🤖 AI Summary
This work addresses the challenges of deploying automated software analysis tools in open-source projects, which often involve complex environment setup, dependency resolution, and tool adaptation. To systematically evaluate such tasks, the authors introduce AnalysisBench—the first benchmark specifically designed for automated software analysis—comprising 35 tool-project pairs. They further develop a customized AnalysisAgent that integrates four agent architectures with four large language model (LLM) backends, incorporating both manual verification and LLM-based self-validation mechanisms. Experimental results demonstrate that agent architecture design is more critical than underlying model capability; notably, AnalysisAgent achieves a 94% manual validation success rate (33 out of 35) when powered by Gemini-1.5-Flash, substantially outperforming baseline approaches. The study also reveals that Java toolchains and whole-program analysis tasks, particularly symbolic execution, present heightened difficulty.
📝 Abstract
Numerous software analysis tools exist today, yet applying them to diverse open-source projects remains challenging due to environment setup, dependency resolution, and tool configuration.
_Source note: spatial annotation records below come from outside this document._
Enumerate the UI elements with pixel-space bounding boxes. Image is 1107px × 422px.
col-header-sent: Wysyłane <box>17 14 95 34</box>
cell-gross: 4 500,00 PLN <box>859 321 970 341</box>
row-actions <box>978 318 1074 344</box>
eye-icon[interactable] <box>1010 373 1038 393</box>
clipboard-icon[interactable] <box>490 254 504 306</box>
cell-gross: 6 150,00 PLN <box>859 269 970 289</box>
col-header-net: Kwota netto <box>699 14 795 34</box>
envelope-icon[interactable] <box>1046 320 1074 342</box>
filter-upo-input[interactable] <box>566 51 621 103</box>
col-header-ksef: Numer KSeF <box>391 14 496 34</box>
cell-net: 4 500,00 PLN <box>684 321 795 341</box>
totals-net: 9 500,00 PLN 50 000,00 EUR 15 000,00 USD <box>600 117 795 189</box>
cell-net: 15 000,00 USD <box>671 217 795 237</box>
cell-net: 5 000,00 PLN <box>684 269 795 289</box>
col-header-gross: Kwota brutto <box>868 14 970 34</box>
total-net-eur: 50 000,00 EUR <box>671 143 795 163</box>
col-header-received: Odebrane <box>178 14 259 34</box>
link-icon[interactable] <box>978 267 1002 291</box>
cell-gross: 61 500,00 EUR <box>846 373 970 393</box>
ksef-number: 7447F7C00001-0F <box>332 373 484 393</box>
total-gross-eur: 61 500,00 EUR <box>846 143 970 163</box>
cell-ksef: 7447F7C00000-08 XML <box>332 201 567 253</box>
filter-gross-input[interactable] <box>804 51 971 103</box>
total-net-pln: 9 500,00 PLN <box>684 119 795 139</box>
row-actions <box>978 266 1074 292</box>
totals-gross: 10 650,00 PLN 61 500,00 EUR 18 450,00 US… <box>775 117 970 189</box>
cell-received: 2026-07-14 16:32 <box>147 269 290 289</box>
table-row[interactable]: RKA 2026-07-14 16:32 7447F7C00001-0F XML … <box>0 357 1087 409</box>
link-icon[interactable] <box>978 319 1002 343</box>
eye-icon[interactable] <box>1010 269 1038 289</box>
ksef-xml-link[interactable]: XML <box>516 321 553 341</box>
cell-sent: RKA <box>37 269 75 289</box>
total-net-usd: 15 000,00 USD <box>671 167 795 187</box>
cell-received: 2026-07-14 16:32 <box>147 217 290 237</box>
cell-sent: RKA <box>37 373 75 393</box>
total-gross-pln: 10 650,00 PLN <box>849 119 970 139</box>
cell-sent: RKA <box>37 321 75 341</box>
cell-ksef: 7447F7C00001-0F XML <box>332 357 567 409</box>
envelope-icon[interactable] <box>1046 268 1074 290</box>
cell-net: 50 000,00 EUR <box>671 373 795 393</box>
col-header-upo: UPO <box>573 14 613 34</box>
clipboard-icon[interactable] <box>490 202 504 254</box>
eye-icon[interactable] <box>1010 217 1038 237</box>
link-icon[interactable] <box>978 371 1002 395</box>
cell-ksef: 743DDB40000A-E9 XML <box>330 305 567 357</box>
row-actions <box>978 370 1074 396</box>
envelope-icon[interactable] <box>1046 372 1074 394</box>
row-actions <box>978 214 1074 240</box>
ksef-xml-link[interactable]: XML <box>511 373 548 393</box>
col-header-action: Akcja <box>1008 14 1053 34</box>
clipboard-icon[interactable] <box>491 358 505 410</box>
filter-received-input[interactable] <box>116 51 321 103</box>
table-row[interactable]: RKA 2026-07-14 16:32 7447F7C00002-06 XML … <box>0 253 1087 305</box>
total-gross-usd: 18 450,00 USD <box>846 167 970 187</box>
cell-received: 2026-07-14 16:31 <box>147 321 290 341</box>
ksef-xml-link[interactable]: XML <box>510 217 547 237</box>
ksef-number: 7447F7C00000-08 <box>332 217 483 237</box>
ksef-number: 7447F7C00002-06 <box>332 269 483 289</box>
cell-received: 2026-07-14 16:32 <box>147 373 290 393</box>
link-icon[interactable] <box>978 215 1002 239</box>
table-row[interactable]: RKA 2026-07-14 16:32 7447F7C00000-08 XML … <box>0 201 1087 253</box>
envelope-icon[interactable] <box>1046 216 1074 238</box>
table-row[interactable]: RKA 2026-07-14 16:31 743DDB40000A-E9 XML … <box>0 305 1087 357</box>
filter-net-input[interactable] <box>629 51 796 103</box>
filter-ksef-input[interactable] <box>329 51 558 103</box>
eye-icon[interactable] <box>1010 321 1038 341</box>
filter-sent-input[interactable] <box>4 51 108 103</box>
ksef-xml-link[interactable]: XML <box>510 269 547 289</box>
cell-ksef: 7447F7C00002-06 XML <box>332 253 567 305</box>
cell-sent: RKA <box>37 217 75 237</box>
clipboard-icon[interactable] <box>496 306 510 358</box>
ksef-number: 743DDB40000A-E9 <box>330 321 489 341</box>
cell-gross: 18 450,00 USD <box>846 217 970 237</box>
LLM-based agents offer a potential solution, yet no prior work has systematically studied their effectiveness on the specific task of automated software analysis, which, unlike issue solving or general environment setup, requires installing and configuring a separate analysis tool alongside the target project, generating tool-specific prerequisites, and validating that the tool produces meaningful analysis outputs. We introduce AnalysisBench, a benchmark of 35 tool-project pairs spanning seven analysis tools and ten diverse C/C++ and Java projects, each with a manually constructed reference setup. Using AnalysisBench, we evaluate four agent architectures across four LLM backends. Our custom agent, AnalysisAgent, achieves manually verified success rates of 94% (Gemini-3-Flash, 33/35 tasks), compared to 77% for the best baseline (ExecutionAgent). Beyond quantitative results, we identify key limitations in existing agents, including stage mixing, poor error localization, and premature termination, and show that agentic architecture matters more than LLM capability alone. We further find that whole-program analyses and symbolic execution are the most difficult tasks, that Java toolchains pose greater challenges than C/C++, and that LLM-self-validated success consistently overstates manually verified success.